Recordando... Augusto Casimiro... Poeta do Séc. XX

A EVOCAÇÃO DA VIDA

 

                                   Para LEONARDO COIMBRA

 

Viver!... E o que é a Vida?...

                                  – Atento, escuto

A primitiva e alta profecía…

E a escuta-la, a sonhar, vou resoluto,

Por caminhos de Amor, com alegria!

E vivo! E na minh’alma, a uma a uma,

Como num quebra mar de encantamentos,

Sinto as ondas bater, – ondas de espuma,

…Evocações, memorias, sentimentos…

 

Amo! – No meu Amor vivo a infinita,

A suprêma Belêsa, – sou  amado!...

E, pelo Sol que no meu peito habita,

Lucto!

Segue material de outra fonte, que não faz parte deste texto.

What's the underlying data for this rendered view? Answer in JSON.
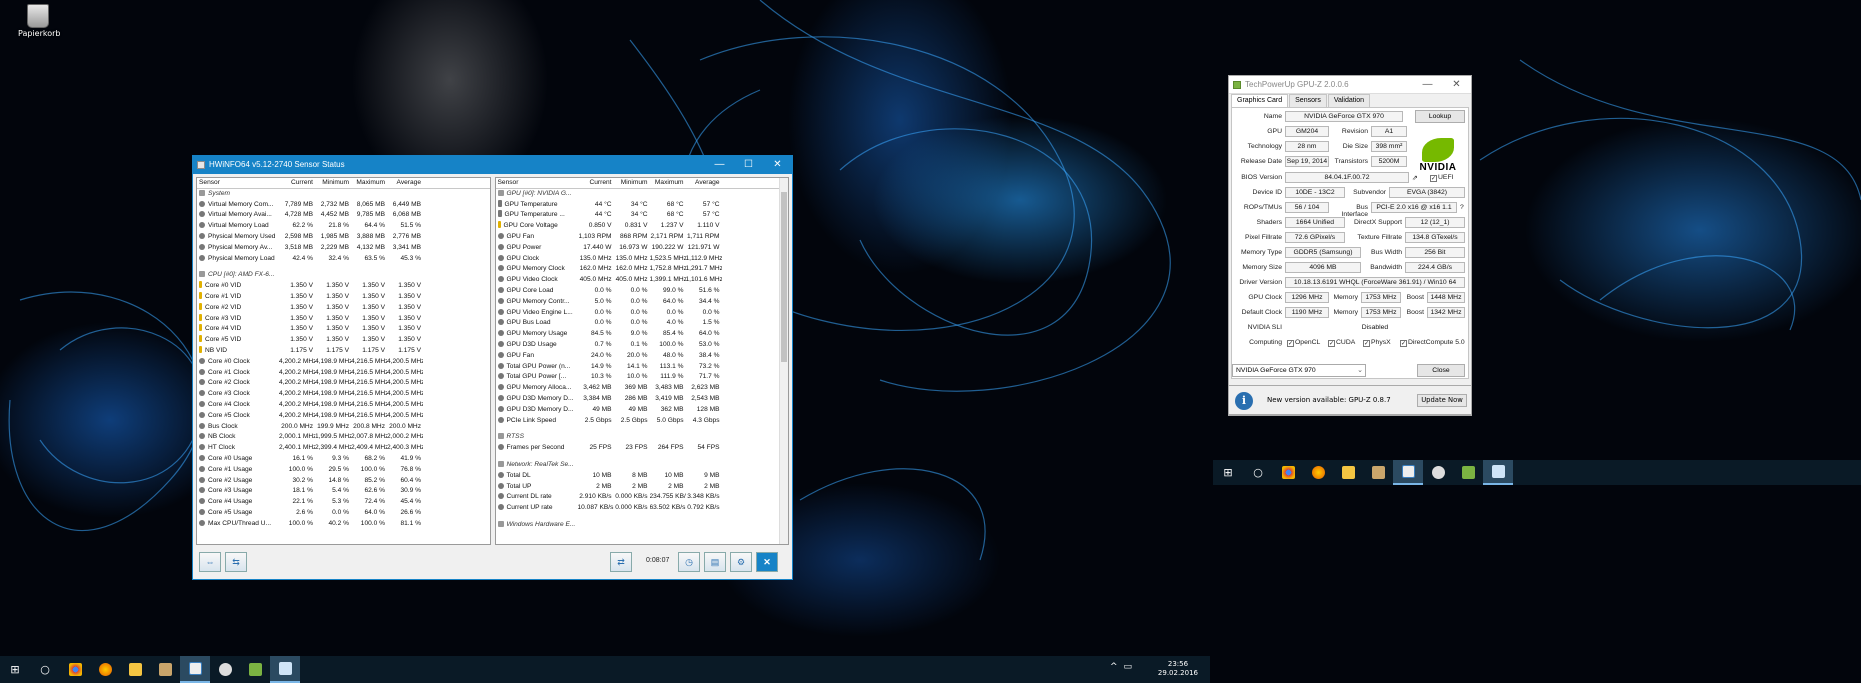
{
  "desktop": {
    "recycle_bin_label": "Papierkorb"
  },
  "hwinfo": {
    "title": "HWiNFO64 v5.12-2740 Sensor Status",
    "columns": [
      "Sensor",
      "Current",
      "Minimum",
      "Maximum",
      "Average"
    ],
    "left_rows": [
      {
        "k": "g",
        "n": "System"
      },
      {
        "n": "Virtual Memory Com...",
        "v": [
          "7,789 MB",
          "2,732 MB",
          "8,065 MB",
          "6,449 MB"
        ]
      },
      {
        "n": "Virtual Memory Avai...",
        "v": [
          "4,728 MB",
          "4,452 MB",
          "9,785 MB",
          "6,068 MB"
        ]
      },
      {
        "n": "Virtual Memory Load",
        "v": [
          "62.2 %",
          "21.8 %",
          "64.4 %",
          "51.5 %"
        ]
      },
      {
        "n": "Physical Memory Used",
        "v": [
          "2,598 MB",
          "1,985 MB",
          "3,888 MB",
          "2,776 MB"
        ]
      },
      {
        "n": "Physical Memory Av...",
        "v": [
          "3,518 MB",
          "2,229 MB",
          "4,132 MB",
          "3,341 MB"
        ]
      },
      {
        "n": "Physical Memory Load",
        "v": [
          "42.4 %",
          "32.4 %",
          "63.5 %",
          "45.3 %"
        ]
      },
      {
        "k": "s"
      },
      {
        "k": "g",
        "n": "CPU [#0]: AMD FX-6..."
      },
      {
        "k": "v",
        "n": "Core #0 VID",
        "v": [
          "1.350 V",
          "1.350 V",
          "1.350 V",
          "1.350 V"
        ]
      },
      {
        "k": "v",
        "n": "Core #1 VID",
        "v": [
          "1.350 V",
          "1.350 V",
          "1.350 V",
          "1.350 V"
        ]
      },
      {
        "k": "v",
        "n": "Core #2 VID",
        "v": [
          "1.350 V",
          "1.350 V",
          "1.350 V",
          "1.350 V"
        ]
      },
      {
        "k": "v",
        "n": "Core #3 VID",
        "v": [
          "1.350 V",
          "1.350 V",
          "1.350 V",
          "1.350 V"
        ]
      },
      {
        "k": "v",
        "n": "Core #4 VID",
        "v": [
          "1.350 V",
          "1.350 V",
          "1.350 V",
          "1.350 V"
        ]
      },
      {
        "k": "v",
        "n": "Core #5 VID",
        "v": [
          "1.350 V",
          "1.350 V",
          "1.350 V",
          "1.350 V"
        ]
      },
      {
        "k": "v",
        "n": "NB VID",
        "v": [
          "1.175 V",
          "1.175 V",
          "1.175 V",
          "1.175 V"
        ]
      },
      {
        "n": "Core #0 Clock",
        "v": [
          "4,200.2 MHz",
          "4,198.9 MHz",
          "4,216.5 MHz",
          "4,200.5 MHz"
        ]
      },
      {
        "n": "Core #1 Clock",
        "v": [
          "4,200.2 MHz",
          "4,198.9 MHz",
          "4,216.5 MHz",
          "4,200.5 MHz"
        ]
      },
      {
        "n": "Core #2 Clock",
        "v": [
          "4,200.2 MHz",
          "4,198.9 MHz",
          "4,216.5 MHz",
          "4,200.5 MHz"
        ]
      },
      {
        "n": "Core #3 Clock",
        "v": [
          "4,200.2 MHz",
          "4,198.9 MHz",
          "4,216.5 MHz",
          "4,200.5 MHz"
        ]
      },
      {
        "n": "Core #4 Clock",
        "v": [
          "4,200.2 MHz",
          "4,198.9 MHz",
          "4,216.5 MHz",
          "4,200.5 MHz"
        ]
      },
      {
        "n": "Core #5 Clock",
        "v": [
          "4,200.2 MHz",
          "4,198.9 MHz",
          "4,216.5 MHz",
          "4,200.5 MHz"
        ]
      },
      {
        "n": "Bus Clock",
        "v": [
          "200.0 MHz",
          "199.9 MHz",
          "200.8 MHz",
          "200.0 MHz"
        ]
      },
      {
        "n": "NB Clock",
        "v": [
          "2,000.1 MHz",
          "1,999.5 MHz",
          "2,007.8 MHz",
          "2,000.2 MHz"
        ]
      },
      {
        "n": "HT Clock",
        "v": [
          "2,400.1 MHz",
          "2,399.4 MHz",
          "2,409.4 MHz",
          "2,400.3 MHz"
        ]
      },
      {
        "n": "Core #0 Usage",
        "v": [
          "16.1 %",
          "9.3 %",
          "68.2 %",
          "41.9 %"
        ]
      },
      {
        "n": "Core #1 Usage",
        "v": [
          "100.0 %",
          "29.5 %",
          "100.0 %",
          "76.8 %"
        ]
      },
      {
        "n": "Core #2 Usage",
        "v": [
          "30.2 %",
          "14.8 %",
          "85.2 %",
          "60.4 %"
        ]
      },
      {
        "n": "Core #3 Usage",
        "v": [
          "18.1 %",
          "5.4 %",
          "62.6 %",
          "30.9 %"
        ]
      },
      {
        "n": "Core #4 Usage",
        "v": [
          "22.1 %",
          "5.3 %",
          "72.4 %",
          "45.4 %"
        ]
      },
      {
        "n": "Core #5 Usage",
        "v": [
          "2.6 %",
          "0.0 %",
          "64.0 %",
          "26.6 %"
        ]
      },
      {
        "n": "Max CPU/Thread U...",
        "v": [
          "100.0 %",
          "40.2 %",
          "100.0 %",
          "81.1 %"
        ]
      }
    ],
    "right_rows": [
      {
        "k": "g",
        "n": "GPU [#0]: NVIDIA G..."
      },
      {
        "k": "t",
        "n": "GPU Temperature",
        "v": [
          "44 °C",
          "34 °C",
          "68 °C",
          "57 °C"
        ]
      },
      {
        "k": "t",
        "n": "GPU Temperature ...",
        "v": [
          "44 °C",
          "34 °C",
          "68 °C",
          "57 °C"
        ]
      },
      {
        "k": "v",
        "n": "GPU Core Voltage",
        "v": [
          "0.850 V",
          "0.831 V",
          "1.237 V",
          "1.110 V"
        ]
      },
      {
        "n": "GPU Fan",
        "v": [
          "1,103 RPM",
          "868 RPM",
          "2,171 RPM",
          "1,711 RPM"
        ]
      },
      {
        "n": "GPU Power",
        "v": [
          "17.440 W",
          "16.973 W",
          "190.222 W",
          "121.971 W"
        ]
      },
      {
        "n": "GPU Clock",
        "v": [
          "135.0 MHz",
          "135.0 MHz",
          "1,523.5 MHz",
          "1,112.9 MHz"
        ]
      },
      {
        "n": "GPU Memory Clock",
        "v": [
          "162.0 MHz",
          "162.0 MHz",
          "1,752.8 MHz",
          "1,291.7 MHz"
        ]
      },
      {
        "n": "GPU Video Clock",
        "v": [
          "405.0 MHz",
          "405.0 MHz",
          "1,399.1 MHz",
          "1,101.6 MHz"
        ]
      },
      {
        "n": "GPU Core Load",
        "v": [
          "0.0 %",
          "0.0 %",
          "99.0 %",
          "51.6 %"
        ]
      },
      {
        "n": "GPU Memory Contr...",
        "v": [
          "5.0 %",
          "0.0 %",
          "64.0 %",
          "34.4 %"
        ]
      },
      {
        "n": "GPU Video Engine L...",
        "v": [
          "0.0 %",
          "0.0 %",
          "0.0 %",
          "0.0 %"
        ]
      },
      {
        "n": "GPU Bus Load",
        "v": [
          "0.0 %",
          "0.0 %",
          "4.0 %",
          "1.5 %"
        ]
      },
      {
        "n": "GPU Memory Usage",
        "v": [
          "84.5 %",
          "9.0 %",
          "85.4 %",
          "64.0 %"
        ]
      },
      {
        "n": "GPU D3D Usage",
        "v": [
          "0.7 %",
          "0.1 %",
          "100.0 %",
          "53.0 %"
        ]
      },
      {
        "n": "GPU Fan",
        "v": [
          "24.0 %",
          "20.0 %",
          "48.0 %",
          "38.4 %"
        ]
      },
      {
        "n": "Total GPU Power (n...",
        "v": [
          "14.9 %",
          "14.1 %",
          "113.1 %",
          "73.2 %"
        ]
      },
      {
        "n": "Total GPU Power [...",
        "v": [
          "10.3 %",
          "10.0 %",
          "111.9 %",
          "71.7 %"
        ]
      },
      {
        "n": "GPU Memory Alloca...",
        "v": [
          "3,462 MB",
          "369 MB",
          "3,483 MB",
          "2,623 MB"
        ]
      },
      {
        "n": "GPU D3D Memory D...",
        "v": [
          "3,384 MB",
          "286 MB",
          "3,419 MB",
          "2,543 MB"
        ]
      },
      {
        "n": "GPU D3D Memory D...",
        "v": [
          "49 MB",
          "49 MB",
          "362 MB",
          "128 MB"
        ]
      },
      {
        "n": "PCIe Link Speed",
        "v": [
          "2.5 Gbps",
          "2.5 Gbps",
          "5.0 Gbps",
          "4.3 Gbps"
        ]
      },
      {
        "k": "s"
      },
      {
        "k": "g",
        "n": "RTSS"
      },
      {
        "n": "Frames per Second",
        "v": [
          "25 FPS",
          "23 FPS",
          "264 FPS",
          "54 FPS"
        ]
      },
      {
        "k": "s"
      },
      {
        "k": "g",
        "n": "Network: RealTek Se..."
      },
      {
        "n": "Total DL",
        "v": [
          "10 MB",
          "8 MB",
          "10 MB",
          "9 MB"
        ]
      },
      {
        "n": "Total UP",
        "v": [
          "2 MB",
          "2 MB",
          "2 MB",
          "2 MB"
        ]
      },
      {
        "n": "Current DL rate",
        "v": [
          "2.910 KB/s",
          "0.000 KB/s",
          "234.755 KB/s",
          "3.348 KB/s"
        ]
      },
      {
        "n": "Current UP rate",
        "v": [
          "10.087 KB/s",
          "0.000 KB/s",
          "63.502 KB/s",
          "0.792 KB/s"
        ]
      },
      {
        "k": "s"
      },
      {
        "k": "g",
        "n": "Windows Hardware E..."
      }
    ],
    "timer": "0:08:07"
  },
  "gpuz": {
    "title": "TechPowerUp GPU-Z 2.0.0.6",
    "tabs": [
      "Graphics Card",
      "Sensors",
      "Validation"
    ],
    "name_label": "Name",
    "name": "NVIDIA GeForce GTX 970",
    "lookup": "Lookup",
    "gpu_label": "GPU",
    "gpu": "GM204",
    "revision_label": "Revision",
    "revision": "A1",
    "technology_label": "Technology",
    "technology": "28 nm",
    "die_label": "Die Size",
    "die": "398 mm²",
    "release_label": "Release Date",
    "release": "Sep 19, 2014",
    "transistors_label": "Transistors",
    "transistors": "5200M",
    "bios_label": "BIOS Version",
    "bios": "84.04.1F.00.72",
    "uefi": "UEFI",
    "device_label": "Device ID",
    "device": "10DE - 13C2",
    "subvendor_label": "Subvendor",
    "subvendor": "EVGA (3842)",
    "rops_label": "ROPs/TMUs",
    "rops": "56 / 104",
    "bus_label": "Bus Interface",
    "bus": "PCI-E 2.0 x16 @ x16 1.1",
    "q": "?",
    "shaders_label": "Shaders",
    "shaders": "1664 Unified",
    "dx_label": "DirectX Support",
    "dx": "12 (12_1)",
    "pixel_label": "Pixel Fillrate",
    "pixel": "72.6 GPixel/s",
    "texture_label": "Texture Fillrate",
    "texture": "134.8 GTexel/s",
    "memtype_label": "Memory Type",
    "memtype": "GDDR5 (Samsung)",
    "buswidth_label": "Bus Width",
    "buswidth": "256 Bit",
    "memsize_label": "Memory Size",
    "memsize": "4096 MB",
    "bandwidth_label": "Bandwidth",
    "bandwidth": "224.4 GB/s",
    "driver_label": "Driver Version",
    "driver": "10.18.13.6191 WHQL (ForceWare 361.91) / Win10 64",
    "gpuclock_label": "GPU Clock",
    "gpuclock": "1296 MHz",
    "memory_label": "Memory",
    "memclock": "1753 MHz",
    "boost_label": "Boost",
    "boost": "1448 MHz",
    "defclock_label": "Default Clock",
    "defclock": "1190 MHz",
    "defmem": "1753 MHz",
    "defboost": "1342 MHz",
    "sli_label": "NVIDIA SLI",
    "sli": "Disabled",
    "computing_label": "Computing",
    "computing": [
      "OpenCL",
      "CUDA",
      "PhysX",
      "DirectCompute 5.0"
    ],
    "logo": "NVIDIA",
    "selected_card": "NVIDIA GeForce GTX 970",
    "close": "Close",
    "notify": "New version available: GPU-Z 0.8.7",
    "update": "Update Now"
  },
  "taskbar": {
    "time": "23:56",
    "date": "29.02.2016"
  }
}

Sinto o Futuro á nossa espéra,

Vivo, na minha lúta, o meu Amor!...

E sinto bem que a eterna Primavéra

A alcançaremos só por nossa Dôr! 

Sôfro! E no meu sofrêr, nesta anciedade

Com que os meus olhos fitam o nascente,

Em devoção, em pranto, em  claridade,

– Sonha o meu coração de combatente…

 

Sofrêr, luctar, amar – , vida completa,

Piedosa, humilde e só de Amor ungida –

– Meu coração de amante e de Poeta

– Sente em si mesmo o coração da Vida!...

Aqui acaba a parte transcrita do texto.